From the Key Laboratory of Metabolism and Molecular Medicine, Ministry of Education, Department of Biochemistry and Molecular Biology, School of Basic Medical Sciences, Fudan University, Shanghai 200032, China
J Biol Chem. 2018 Dec 21;293(51):19710-19724. doi: 10.1074/jbc.RA118.004434. Epub 2018 Oct 25.
Upon binding to the canonical WNT glycoproteins, Frizzled family receptors (FZDs) and low-density lipoprotein receptor-related protein 5/6 (LRP5/6) undergo a series of polymerizations on the cell surface that elicit canonical WNT/β-catenin signaling. The hyperactivation of WNT/β-catenin signaling is the major cause of tumorigenesis, but the mechanism in tumors such as hepatoma remains unclear. Here, we observed that WNT3A manifested the hyperactivity in β-catenin-dependent signaling after binding to FZD's competitive inhibitory molecule secreted Frizzled-related protein 2 (SFRP2). To understand the mechanism of FZDs in the presence of SFRP2, we explored how FZDs can bind and activate the LRP5/6 signalosome independently of WNT glycoproteins. Our findings further revealed that oligomerizations of FZDs and LRP5/6 can integrate the cytoplasmic protein Dishevelled into the LRP5/6 signalosome, resulting in a robust activation of ligand-independent β-catenin signaling. We propose that besides WNT-bridged FZD-WNT-LRP5/6 protein complexes, the homo- and hetero-oligomerizations of WNT receptors may contribute to the formation of the LRP5/6 signalosome on the cell surface. Of note, we identified four highly expressed FZDs in the hepatoma cell line HepG2, all of which significantly promoted ligand-independent LRP5/β-catenin signaling. As FZDs are ectopically expressed in numerous tumors, our findings may provide a new perspective on tumor pathologies. Furthermore, the results in our study suggest that the composition and stoichiometry of FZDs and LRP5/6 within the LRP5/6 signalosome may tune the selection of bound WNT glycoproteins and configure downstream WNT/β-catenin signaling.
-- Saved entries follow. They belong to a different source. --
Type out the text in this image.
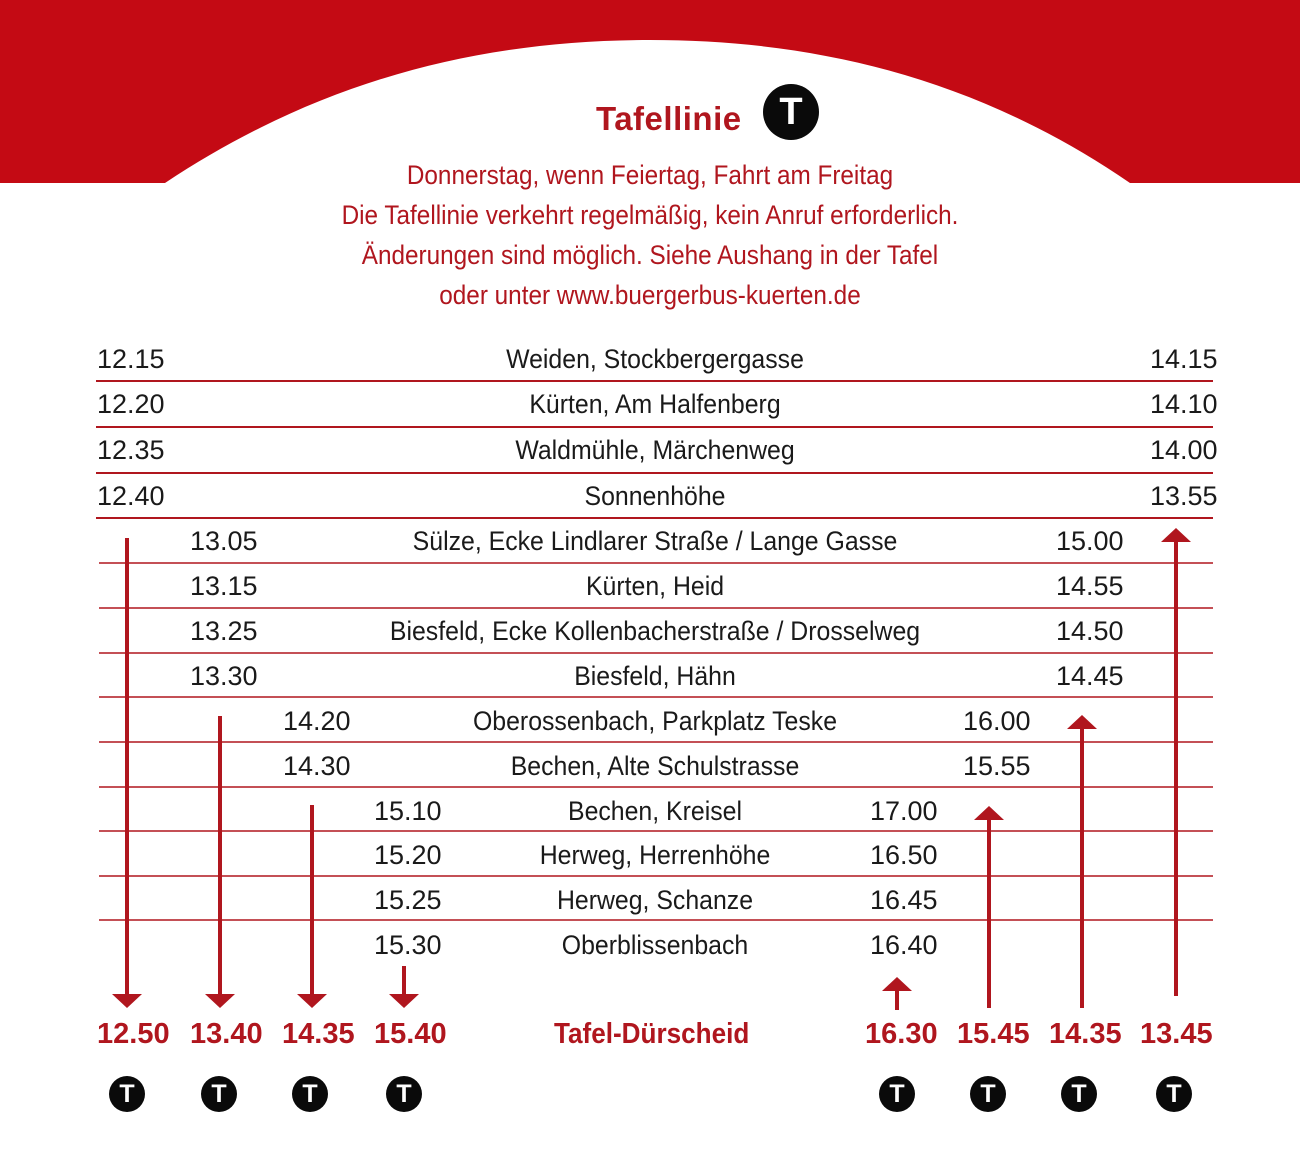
Tafellinie T
Donnerstag, wenn Feiertag, Fahrt am Freitag
Die Tafellinie verkehrt regelmäßig, kein Anruf erforderlich.
Änderungen sind möglich. Siehe Aushang in der Tafel
oder unter www.buergerbus-kuerten.de
12.15	Weiden, Stockbergergasse	14.15
12.20	Kürten, Am Halfenberg	14.10
12.35	Waldmühle, Märchenweg	14.00
12.40	Sonnenhöhe	13.55
13.05	Sülze, Ecke Lindlarer Straße / Lange Gasse	15.00
13.15	Kürten, Heid	14.55
13.25	Biesfeld, Ecke Kollenbacherstraße / Drosselweg	14.50
13.30	Biesfeld, Hähn	14.45
14.20	Oberossenbach, Parkplatz Teske	16.00
14.30	Bechen, Alte Schulstrasse	15.55
15.10	Bechen, Kreisel	17.00
15.20	Herweg, Herrenhöhe	16.50
15.25	Herweg, Schanze	16.45
15.30	Oberblissenbach	16.40
12.50 13.40 14.35 15.40	Tafel-Dürscheid	16.30 15.45 14.35 13.45
T	T	T	T	T	T	T	T
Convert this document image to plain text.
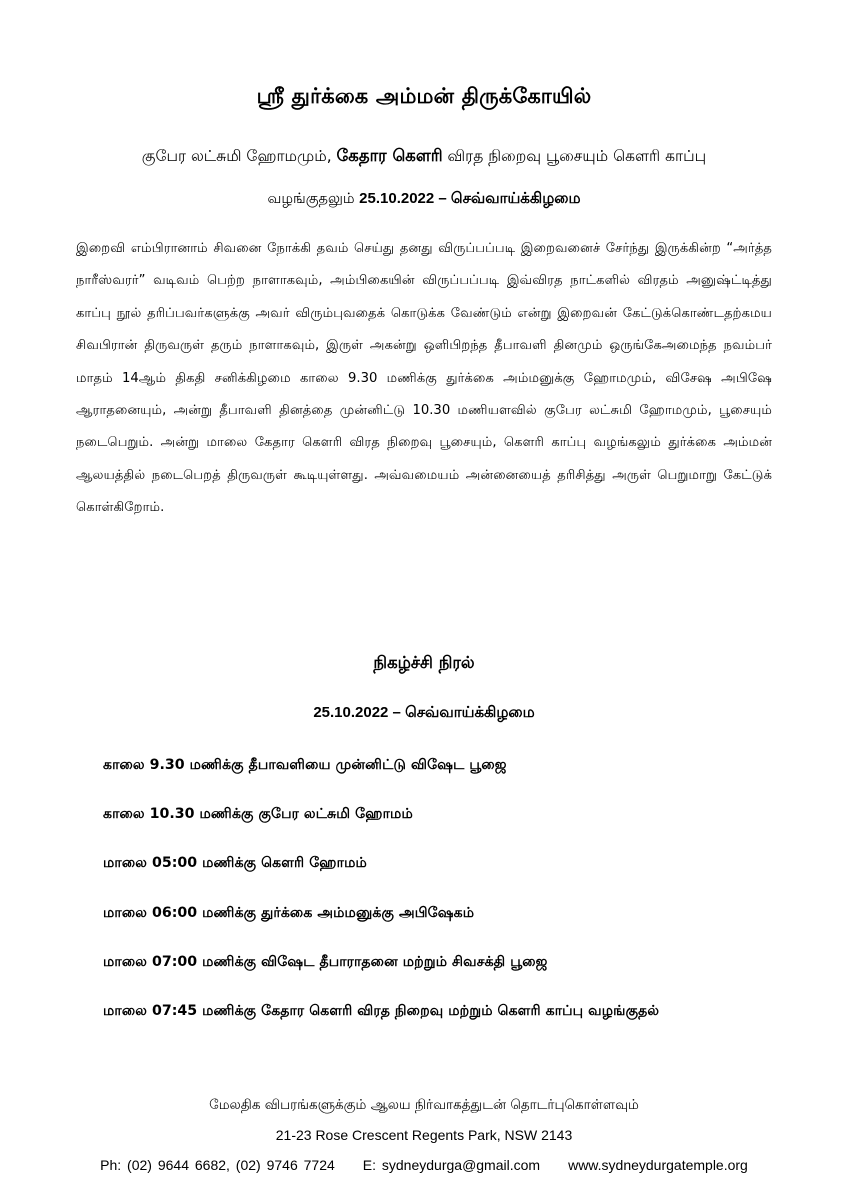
ஸ்ரீ துர்க்கை அம்மன் திருக்கோயில்
குபேர லட்சுமி ஹோமமும், கேதார கௌரி விரத நிறைவு பூசையும் கௌரி காப்பு
வழங்குதலும் 25.10.2022 – செவ்வாய்க்கிழமை
இறைவி எம்பிரானாம் சிவனை நோக்கி தவம் செய்து தனது விருப்பப்படி இறைவனைச் சேர்ந்து இருக்கின்ற “அர்த்த நாரீஸ்வரர்” வடிவம் பெற்ற நாளாகவும், அம்பிகையின் விருப்பப்படி இவ்விரத நாட்களில் விரதம் அனுஷ்ட்டித்து காப்பு நூல் தரிப்பவர்களுக்கு அவர் விரும்புவதைக் கொடுக்க வேண்டும் என்று இறைவன் கேட்டுக்கொண்டதற்கமய சிவபிரான் திருவருள் தரும் நாளாகவும், இருள் அகன்று ஒளிபிறந்த தீபாவளி தினமும் ஒருங்கேஅமைந்த நவம்பர் மாதம் 14ஆம் திகதி சனிக்கிழமை காலை 9.30 மணிக்கு துர்க்கை அம்மனுக்கு ஹோமமும், விசேஷ அபிஷே ஆராதனையும், அன்று தீபாவளி தினத்தை முன்னிட்டு 10.30 மணியளவில் குபேர லட்சுமி ஹோமமும், பூசையும் நடைபெறும். அன்று மாலை கேதார கௌரி விரத நிறைவு பூசையும், கௌரி காப்பு வழங்கலும் துர்க்கை அம்மன் ஆலயத்தில் நடைபெறத் திருவருள் கூடியுள்ளது. அவ்வமையம் அன்னையைத் தரிசித்து அருள் பெறுமாறு கேட்டுக் கொள்கிறோம்.
நிகழ்ச்சி நிரல்
25.10.2022 – செவ்வாய்க்கிழமை
காலை 9.30 மணிக்கு தீபாவளியை முன்னிட்டு விஷேட பூஜை
காலை 10.30 மணிக்கு குபேர லட்சுமி ஹோமம்
மாலை 05:00 மணிக்கு கௌரி ஹோமம்
மாலை 06:00 மணிக்கு துர்க்கை அம்மனுக்கு அபிஷேகம்
மாலை 07:00 மணிக்கு விஷேட தீபாராதனை மற்றும் சிவசக்தி பூஜை
மாலை 07:45 மணிக்கு கேதார கௌரி விரத நிறைவு மற்றும் கௌரி காப்பு வழங்குதல்
மேலதிக விபரங்களுக்கும் ஆலய நிர்வாகத்துடன் தொடர்புகொள்ளவும்
21-23 Rose Crescent Regents Park, NSW 2143
Ph: (02) 9644 6682, (02) 9746 7724 E: sydneydurga@gmail.com www.sydneydurgatemple.org
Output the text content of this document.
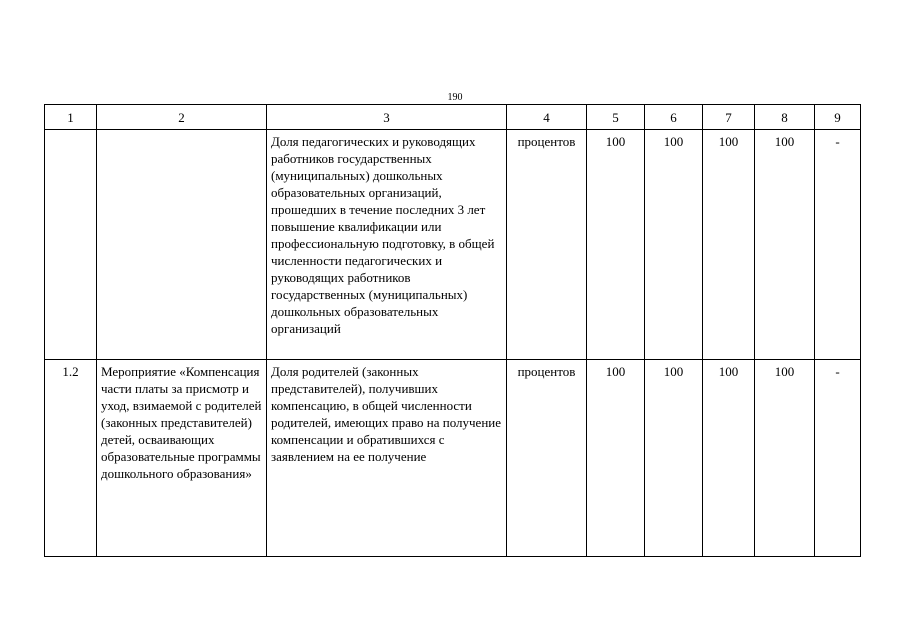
190
1	2	3	4	5	6	7	8	9
		Доля педагогических и руководящих работников государственных (муниципальных) дошкольных образовательных организаций, прошедших в течение последних 3 лет повышение квалификации или профессиональную подготовку, в общей численности педагогических и руководящих работников государственных (муниципальных) дошкольных образовательных организаций	процентов	100	100	100	100	-
1.2	Мероприятие «Компенсация части платы за присмотр и уход, взимаемой с родителей (законных представителей) детей, осваивающих образовательные программы дошкольного образования»	Доля родителей (законных представителей), получивших компенсацию, в общей численности родителей, имеющих право на получение компенсации и обратившихся с заявлением на ее получение	процентов	100	100	100	100	-
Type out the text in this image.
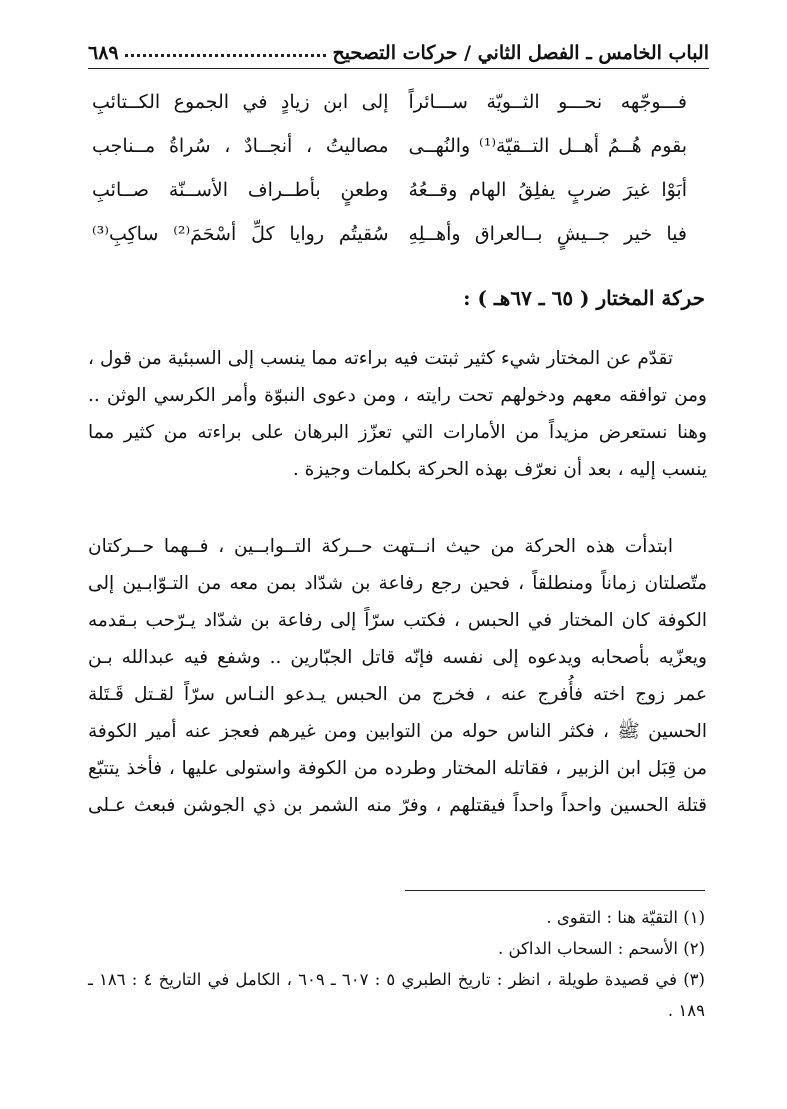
الباب الخامس ـ الفصل الثاني / حركات التصحيح
٦٨٩
فـــوجّهه نحـــو الثــويّة ســـائراً
إلى ابن زيادٍ في الجموع الكــتائبِ
بقوم هُــمُ أهــل التــقيّة⁽¹⁾ والنُهــى
مصاليتُ ، أنجــادٌ ، سُراةُ مــناجب
أبَوْا غيرَ ضربٍ يفلِقُ الهام وقــعُهُ
وطعنٍ بأطــراف الأســنّة صــائبِ
فيا خير جــيشٍ بــالعراق وأهــلِهِ
سُقيتُم روايا كلِّ أسْحَمَ⁽²⁾ ساكِبِ⁽³⁾
حركة المختار ( ٦٥ ـ ٦٧هـ ) :
تقدّم عن المختار شيء كثير ثبتت فيه براءته مما ينسب إلى السبئية من قول ،
ومن توافقه معهم ودخولهم تحت رايته ، ومن دعوى النبوّة وأمر الكرسي الوثن ..
وهنا نستعرض مزيداً من الأمارات التي تعزّز البرهان على براءته من كثير مما
ينسب إليه ، بعد أن نعرّف بهذه الحركة بكلمات وجيزة .
ابتدأت هذه الحركة من حيث انــتهت حــركة التــوابــين ، فــهما حــركتان
متّصلتان زماناً ومنطلقاً ، فحين رجع رفاعة بن شدّاد بمن معه من التـوّابـين إلى
الكوفة كان المختار في الحبس ، فكتب سرّاً إلى رفاعة بن شدّاد يـرّحب بـقدمه
ويعزّيه بأصحابه ويدعوه إلى نفسه فإنّه قاتل الجبّارين .. وشفع فيه عبدالله بـن
عمر زوج اخته فأُفرج عنه ، فخرج من الحبس يـدعو النـاس سرّاً لقـتل قَـتَلة
الحسين ﷺ ، فكثر الناس حوله من التوابين ومن غيرهم فعجز عنه أمير الكوفة
من قِبَل ابن الزبير ، فقاتله المختار وطرده من الكوفة واستولى عليها ، فأخذ يتتبّع
قتلة الحسين واحداً واحداً فيقتلهم ، وفرّ منه الشمر بن ذي الجوشن فبعث عـلى
(١) التقيّة هنا : التقوى .
(٢) الأسحم : السحاب الداكن .
(٣) في قصيدة طويلة ، انظر : تاريخ الطبري ٥ : ٦٠٧ ـ ٦٠٩ ، الكامل في التاريخ ٤ : ١٨٦ ـ
١٨٩ .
与经典 WNT 糖蛋白结合后,卷曲受体家族(FZDs)和低密度脂蛋白受体相关蛋白 5/6(LRP5/6)在细胞表面发生一系列聚合,引发经典 WNT/β-连环蛋白信号通路。WNT/β-连环蛋白信号通路的过度激活是肿瘤发生的主要原因,但肝癌等肿瘤中的机制仍不清楚。在这里,我们观察到 WNT3A 与卷曲受体竞争性抑制分子分泌型卷曲相关蛋白 2(SFRP2)结合后,在β-连环蛋白依赖性信号中表现出过度活性。为了了解 SFRP2 存在时 FZD 的机制,我们探索了 FZD 如何在没有 WNT 糖蛋白的情况下独立结合和激活 LRP5/6 信号体。我们的研究结果进一步揭示,FZD 和 LRP5/6 的寡聚化可以将细胞质蛋白 Dishevelled 整合到 LRP5/6 信号体中,导致配体非依赖性β-连环蛋白信号的强烈激活。我们提出,除了 WNT 桥接的 FZD-WNT-LRP5/6 蛋白复合物外,WNT 受体的同源和异源寡聚化可能有助于细胞表面 LRP5/6 信号体的形成。值得注意的是,我们在肝癌细胞系 HepG2 中鉴定出四种高表达的 FZD,它们都显著促进了配体非依赖性 LRP5/β-连环蛋白信号。由于 FZD 在许多肿瘤中异位表达,我们的发现可能为肿瘤病理学提供新的视角。此外,我们的研究结果表明,LRP5/6 信号体中 FZD 和 LRP5/6 的组成和化学计量可能调节结合的 WNT 糖蛋白的选择,并配置下游的 WNT/β-连环蛋白信号。